Nature publishes article about Professor Kaustav B
Post# of 22456
December 3rd, 2015
The fundamentally new transistor employs atomically-thin semiconducting channel material and quantum mechanical tunneling, operates at a supply voltage of only 0.1 V with high ON/OFF current ratio, and lowers power dissipation by over 90% compared to the state-of-the-art silicon transistors
Members from ECE’s Nanoelectronics Research Lab, in collaboration with materials researchers at Rice University, have designed and demonstrated a breakthrough tunnel-field-effect-transistor (TFET) that displays very steep turn-on characteristics (or low subthreshold swing) leading to switching operation at only 0.1 V, and reduces power dissipation by more than 90% compared to conventional field-effect transistors (MOSFETs).
The new transistor allows highly efficient quantum mechanical phenomenon of band-to-band tunneling by exploiting the electronic properties of a judiciously designed vertical van der Waals heterostructure formed with germanium acting as source and substrate, and a two-dimensional (2D) semiconductor- molybdenum disulphide or MoS2 as the channel material.

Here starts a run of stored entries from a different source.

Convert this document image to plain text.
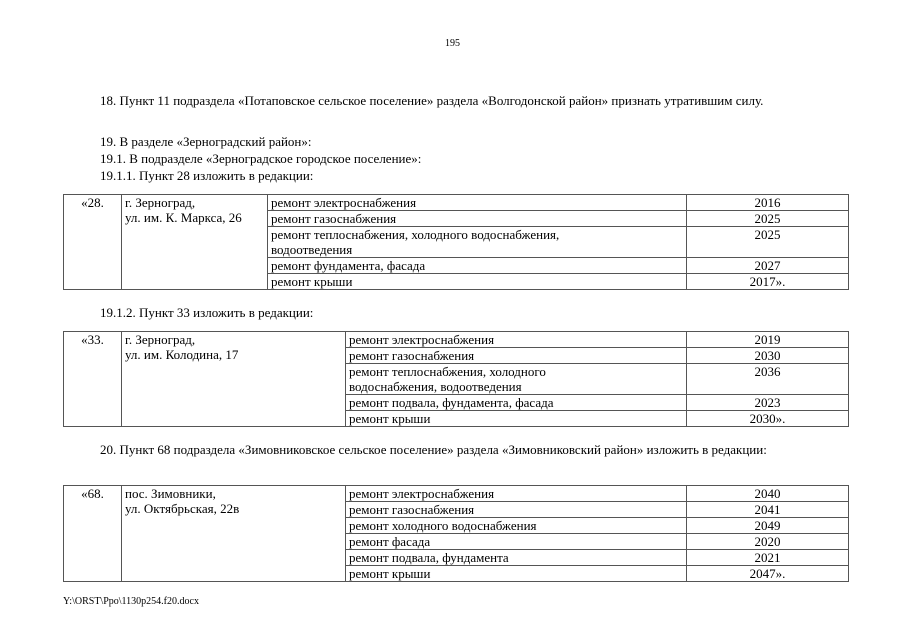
195
18. Пункт 11 подраздела «Потаповское сельское поселение» раздела «Волгодонской район» признать утратившим силу.
19. В разделе «Зерноградский район»:
19.1. В подразделе «Зерноградское городское поселение»:
19.1.1. Пункт 28 изложить в редакции:
«28.	г. Зерноград,
ул. им. К. Маркса, 26	ремонт электроснабжения	2016

		ремонт газоснабжения	2025

		ремонт теплоснабжения, холодного водоснабжения,
водоотведения	2025

		ремонт фундамента, фасада	2027

		ремонт крыши	2017».
19.1.2. Пункт 33 изложить в редакции:
«33.	г. Зерноград,
ул. им. Колодина, 17	ремонт электроснабжения	2019

		ремонт газоснабжения	2030

		ремонт теплоснабжения, холодного
водоснабжения, водоотведения	2036

		ремонт подвала, фундамента, фасада	2023

		ремонт крыши	2030».
20. Пункт 68 подраздела «Зимовниковское сельское поселение» раздела «Зимовниковский район» изложить в редакции:
«68.	пос. Зимовники,
ул. Октябрьская, 22в	ремонт электроснабжения	2040

		ремонт газоснабжения	2041

		ремонт холодного водоснабжения	2049

		ремонт фасада	2020

		ремонт подвала, фундамента	2021

		ремонт крыши	2047».
Y:\ORST\Ppo\1130p254.f20.docx
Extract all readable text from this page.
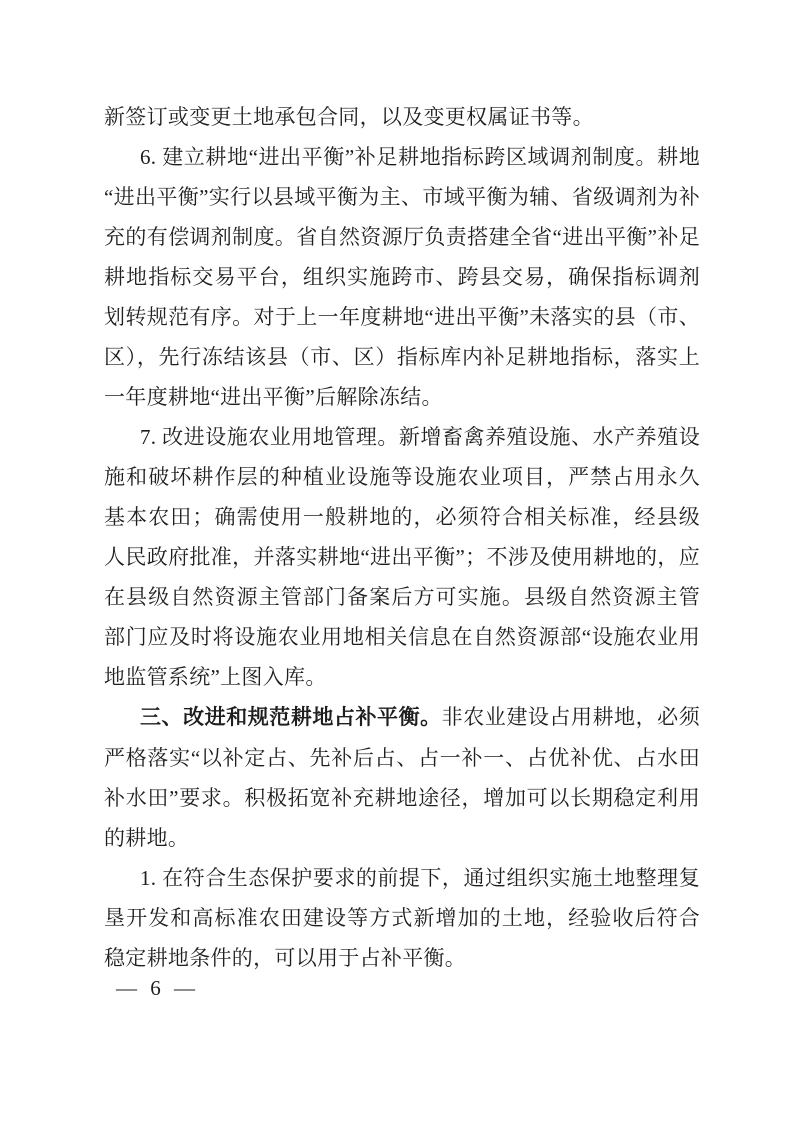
新签订或变更土地承包合同，以及变更权属证书等。

6. 建立耕地“进出平衡”补足耕地指标跨区域调剂制度。耕地“进出平衡”实行以县域平衡为主、市域平衡为辅、省级调剂为补充的有偿调剂制度。省自然资源厅负责搭建全省“进出平衡”补足耕地指标交易平台，组织实施跨市、跨县交易，确保指标调剂划转规范有序。对于上一年度耕地“进出平衡”未落实的县（市、区），先行冻结该县（市、区）指标库内补足耕地指标，落实上一年度耕地“进出平衡”后解除冻结。

7. 改进设施农业用地管理。新增畜禽养殖设施、水产养殖设施和破坏耕作层的种植业设施等设施农业项目，严禁占用永久基本农田；确需使用一般耕地的，必须符合相关标准，经县级人民政府批准，并落实耕地“进出平衡”；不涉及使用耕地的，应在县级自然资源主管部门备案后方可实施。县级自然资源主管部门应及时将设施农业用地相关信息在自然资源部“设施农业用地监管系统”上图入库。

三、改进和规范耕地占补平衡。非农业建设占用耕地，必须严格落实“以补定占、先补后占、占一补一、占优补优、占水田补水田”要求。积极拓宽补充耕地途径，增加可以长期稳定利用的耕地。

1. 在符合生态保护要求的前提下，通过组织实施土地整理复垦开发和高标准农田建设等方式新增加的土地，经验收后符合稳定耕地条件的，可以用于占补平衡。

— 6 —
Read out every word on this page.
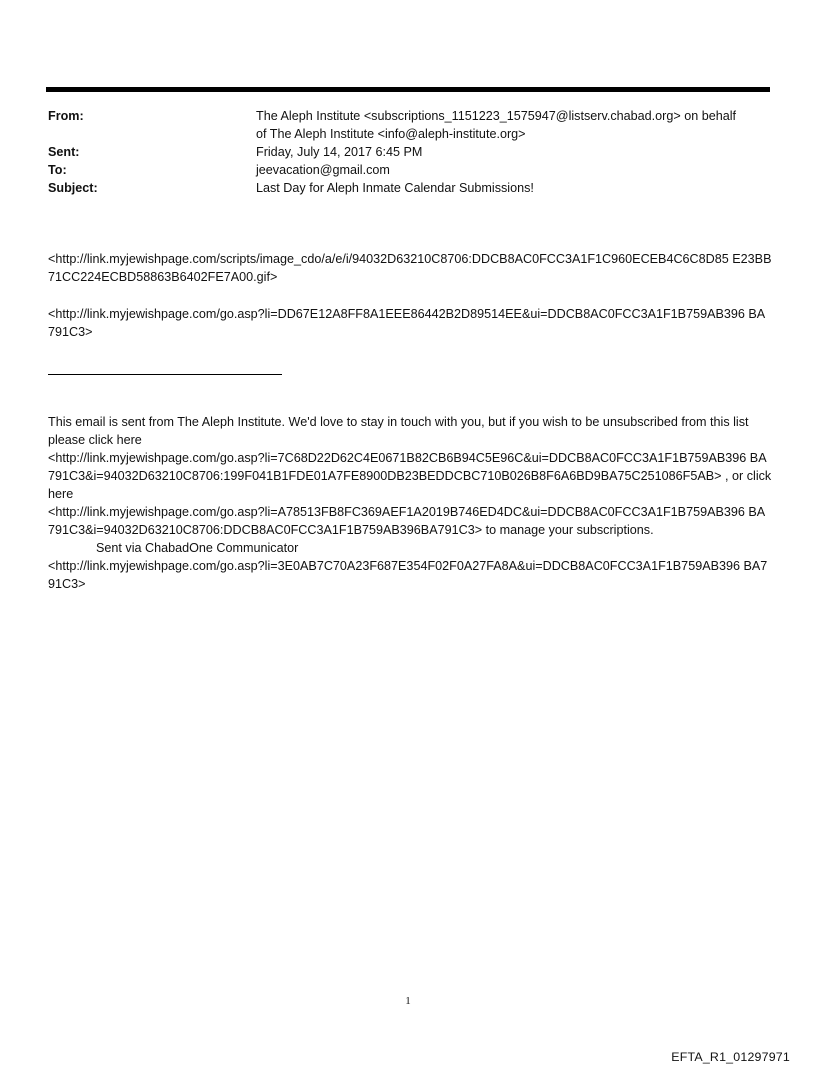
From:	The Aleph Institute <subscriptions_1151223_1575947@listserv.chabad.org> on behalf
of The Aleph Institute <info@aleph-institute.org>
Sent:	Friday, July 14, 2017 6:45 PM
To:	jeevacation@gmail.com
Subject:	Last Day for Aleph Inmate Calendar Submissions!
<http://link.myjewishpage.com/scripts/image_cdo/a/e/i/94032D63210C8706:DDCB8AC0FCC3A1F1C960ECEB4C6C8D85 E23BB71CC224ECBD58863B6402FE7A00.gif>
<http://link.myjewishpage.com/go.asp?li=DD67E12A8FF8A1EEE86442B2D89514EE&ui=DDCB8AC0FCC3A1F1B759AB396 BA791C3>
This email is sent from The Aleph Institute. We'd love to stay in touch with you, but if you wish to be unsubscribed from this list please click here
<http://link.myjewishpage.com/go.asp?li=7C68D22D62C4E0671B82CB6B94C5E96C&ui=DDCB8AC0FCC3A1F1B759AB396 BA791C3&i=94032D63210C8706:199F041B1FDE01A7FE8900DB23BEDDCBC710B026B8F6A6BD9BA75C251086F5AB> , or click here
<http://link.myjewishpage.com/go.asp?li=A78513FB8FC369AEF1A2019B746ED4DC&ui=DDCB8AC0FCC3A1F1B759AB396 BA791C3&i=94032D63210C8706:DDCB8AC0FCC3A1F1B759AB396BA791C3> to manage your subscriptions.
Sent via ChabadOne Communicator
<http://link.myjewishpage.com/go.asp?li=3E0AB7C70A23F687E354F02F0A27FA8A&ui=DDCB8AC0FCC3A1F1B759AB396 BA791C3>
1
EFTA_R1_01297971
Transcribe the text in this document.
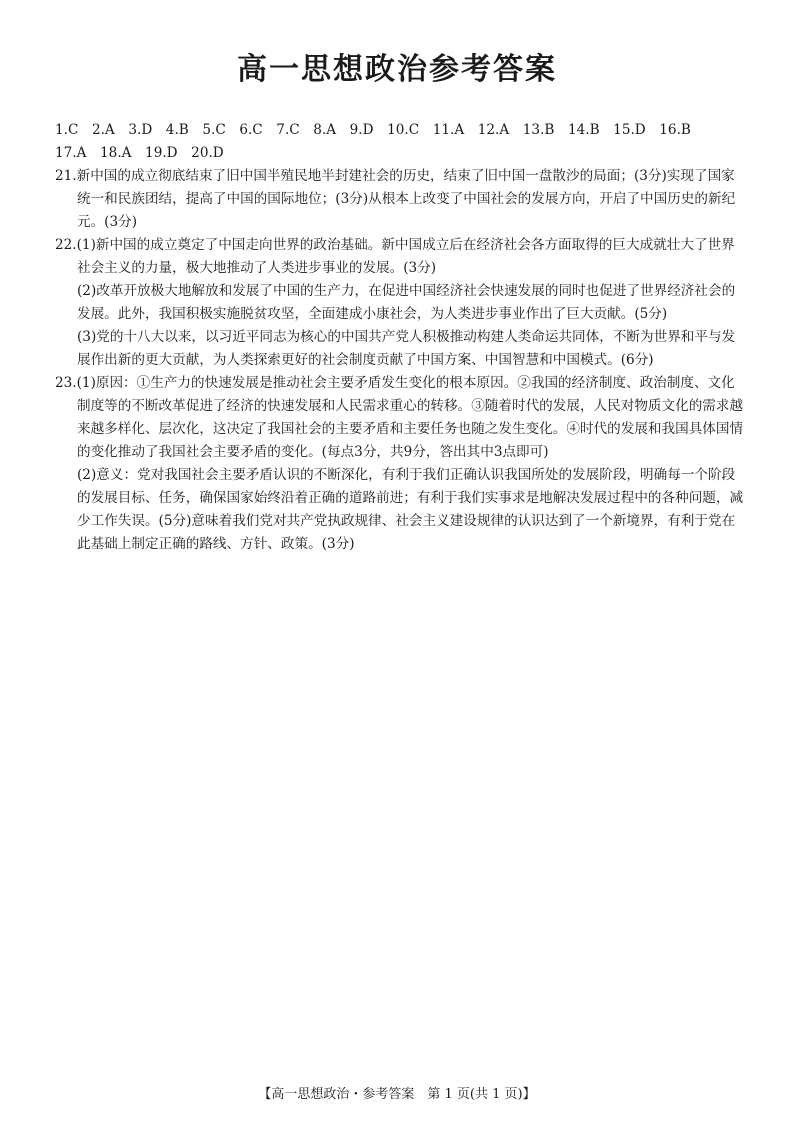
高一思想政治参考答案

1.C　2.A　3.D　4.B　5.C　6.C　7.C　8.A　9.D　10.C　11.A　12.A　13.B　14.B　15.D　16.B

17.A　18.A　19.D　20.D

21.新中国的成立彻底结束了旧中国半殖民地半封建社会的历史，结束了旧中国一盘散沙的局面；(3分)实现了国家统一和民族团结，提高了中国的国际地位；(3分)从根本上改变了中国社会的发展方向，开启了中国历史的新纪元。(3分)

22.(1)新中国的成立奠定了中国走向世界的政治基础。新中国成立后在经济社会各方面取得的巨大成就壮大了世界社会主义的力量，极大地推动了人类进步事业的发展。(3分)

(2)改革开放极大地解放和发展了中国的生产力，在促进中国经济社会快速发展的同时也促进了世界经济社会的发展。此外，我国积极实施脱贫攻坚，全面建成小康社会，为人类进步事业作出了巨大贡献。(5分)

(3)党的十八大以来，以习近平同志为核心的中国共产党人积极推动构建人类命运共同体，不断为世界和平与发展作出新的更大贡献，为人类探索更好的社会制度贡献了中国方案、中国智慧和中国模式。(6分)

23.(1)原因：①生产力的快速发展是推动社会主要矛盾发生变化的根本原因。②我国的经济制度、政治制度、文化制度等的不断改革促进了经济的快速发展和人民需求重心的转移。③随着时代的发展，人民对物质文化的需求越来越多样化、层次化，这决定了我国社会的主要矛盾和主要任务也随之发生变化。④时代的发展和我国具体国情的变化推动了我国社会主要矛盾的变化。(每点3分，共9分，答出其中3点即可)

(2)意义：党对我国社会主要矛盾认识的不断深化，有利于我们正确认识我国所处的发展阶段，明确每一个阶段的发展目标、任务，确保国家始终沿着正确的道路前进；有利于我们实事求是地解决发展过程中的各种问题，减少工作失误。(5分)意味着我们党对共产党执政规律、社会主义建设规律的认识达到了一个新境界，有利于党在此基础上制定正确的路线、方针、政策。(3分)

【高一思想政治・参考答案　第 1 页(共 1 页)】
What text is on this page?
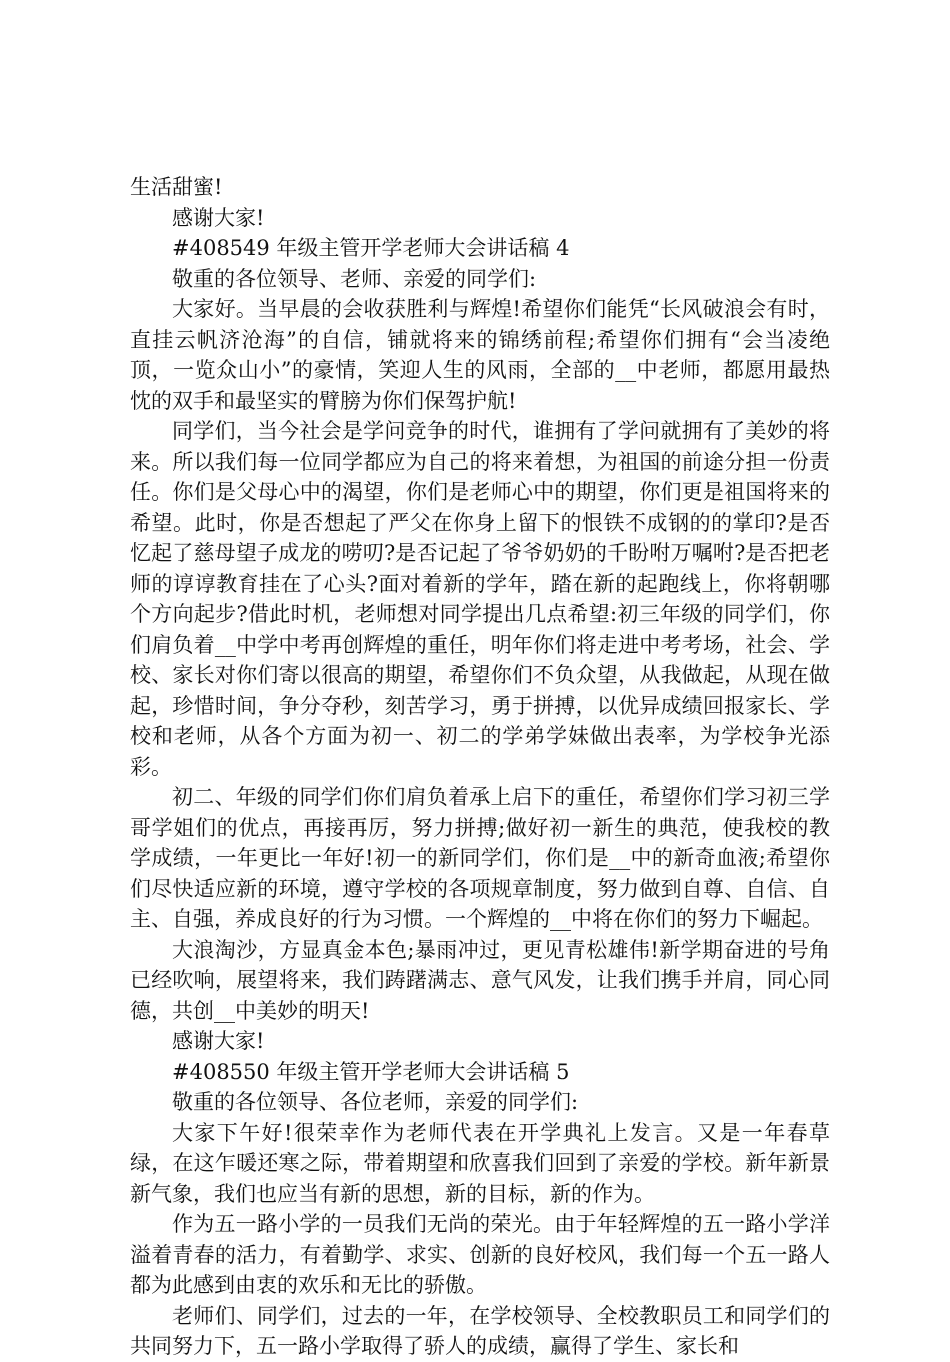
生活甜蜜!

感谢大家!

#408549 年级主管开学老师大会讲话稿 4

敬重的各位领导、老师、亲爱的同学们:

大家好。当早晨的会收获胜利与辉煌!希望你们能凭“长风破浪会有时，直挂云帆济沧海”的自信，铺就将来的锦绣前程;希望你们拥有“会当凌绝顶，一览众山小”的豪情，笑迎人生的风雨，全部的__中老师，都愿用最热忱的双手和最坚实的臂膀为你们保驾护航!

同学们，当今社会是学问竞争的时代，谁拥有了学问就拥有了美妙的将来。所以我们每一位同学都应为自己的将来着想，为祖国的前途分担一份责任。你们是父母心中的渴望，你们是老师心中的期望，你们更是祖国将来的希望。此时，你是否想起了严父在你身上留下的恨铁不成钢的的掌印?是否忆起了慈母望子成龙的唠叨?是否记起了爷爷奶奶的千盼咐万嘱咐?是否把老师的谆谆教育挂在了心头?面对着新的学年，踏在新的起跑线上，你将朝哪个方向起步?借此时机，老师想对同学提出几点希望:初三年级的同学们，你们肩负着__中学中考再创辉煌的重任，明年你们将走进中考考场，社会、学校、家长对你们寄以很高的期望，希望你们不负众望，从我做起，从现在做起，珍惜时间，争分夺秒，刻苦学习，勇于拼搏，以优异成绩回报家长、学校和老师，从各个方面为初一、初二的学弟学妹做出表率，为学校争光添彩。

初二、年级的同学们你们肩负着承上启下的重任，希望你们学习初三学哥学姐们的优点，再接再厉，努力拼搏;做好初一新生的典范，使我校的教学成绩，一年更比一年好!初一的新同学们，你们是__中的新奇血液;希望你们尽快适应新的环境，遵守学校的各项规章制度，努力做到自尊、自信、自主、自强，养成良好的行为习惯。一个辉煌的__中将在你们的努力下崛起。

大浪淘沙，方显真金本色;暴雨冲过，更见青松雄伟!新学期奋进的号角已经吹响，展望将来，我们踌躇满志、意气风发，让我们携手并肩，同心同德，共创__中美妙的明天!

感谢大家!

#408550 年级主管开学老师大会讲话稿 5

敬重的各位领导、各位老师，亲爱的同学们:

大家下午好!很荣幸作为老师代表在开学典礼上发言。又是一年春草绿，在这乍暖还寒之际，带着期望和欣喜我们回到了亲爱的学校。新年新景新气象，我们也应当有新的思想，新的目标，新的作为。

作为五一路小学的一员我们无尚的荣光。由于年轻辉煌的五一路小学洋溢着青春的活力，有着勤学、求实、创新的良好校风，我们每一个五一路人都为此感到由衷的欢乐和无比的骄傲。

老师们、同学们，过去的一年，在学校领导、全校教职员工和同学们的共同努力下，五一路小学取得了骄人的成绩，赢得了学生、家长和
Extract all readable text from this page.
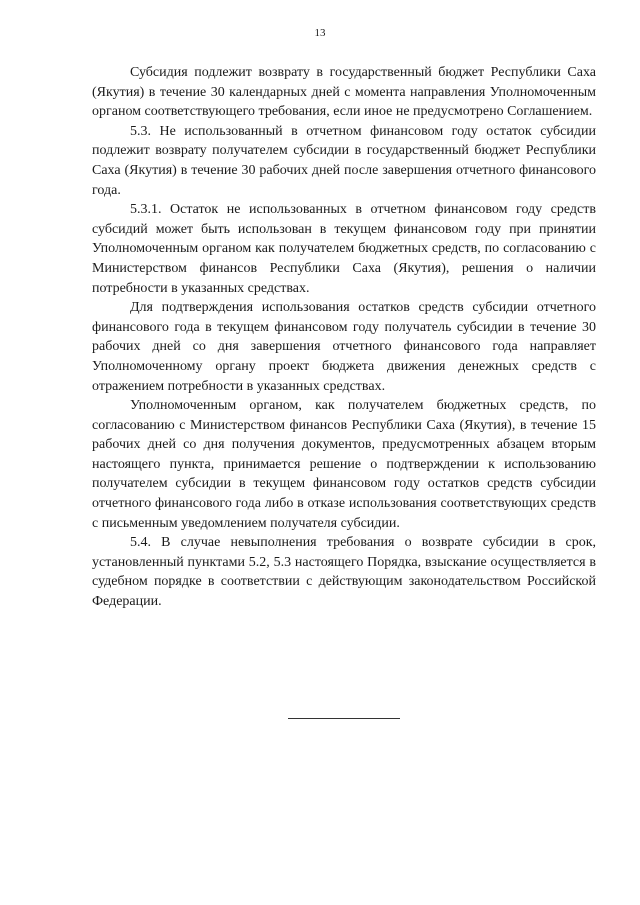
13

Субсидия подлежит возврату в государственный бюджет Республики Саха (Якутия) в течение 30 календарных дней с момента направления Уполномоченным органом соответствующего требования, если иное не предусмотрено Соглашением.

5.3. Не использованный в отчетном финансовом году остаток субсидии подлежит возврату получателем субсидии в государственный бюджет Республики Саха (Якутия) в течение 30 рабочих дней после завершения отчетного финансового года.

5.3.1. Остаток не использованных в отчетном финансовом году средств субсидий может быть использован в текущем финансовом году при принятии Уполномоченным органом как получателем бюджетных средств, по согласованию с Министерством финансов Республики Саха (Якутия), решения о наличии потребности в указанных средствах.

Для подтверждения использования остатков средств субсидии отчетного финансового года в текущем финансовом году получатель субсидии в течение 30 рабочих дней со дня завершения отчетного финансового года направляет Уполномоченному органу проект бюджета движения денежных средств с отражением потребности в указанных средствах.

Уполномоченным органом, как получателем бюджетных средств, по согласованию с Министерством финансов Республики Саха (Якутия), в течение 15 рабочих дней со дня получения документов, предусмотренных абзацем вторым настоящего пункта, принимается решение о подтверждении к использованию получателем субсидии в текущем финансовом году остатков средств субсидии отчетного финансового года либо в отказе использования соответствующих средств с письменным уведомлением получателя субсидии.

5.4. В случае невыполнения требования о возврате субсидии в срок, установленный пунктами 5.2, 5.3 настоящего Порядка, взыскание осуществляется в судебном порядке в соответствии с действующим законодательством Российской Федерации.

The newly demonstrated TFET, reported in Nature, is the first device to satisfy the international technology roadmap for semiconductors (ITRS) specifications for tunnel-FETs at a low voltage of 0.1 V and could potentially revolutionize future electronics, including low-power computing, RF/analog circuits, as well as low-power biosensors and gas sensors. Professor Banerjee who directs the Nanoelectronics Research Lab, led this research.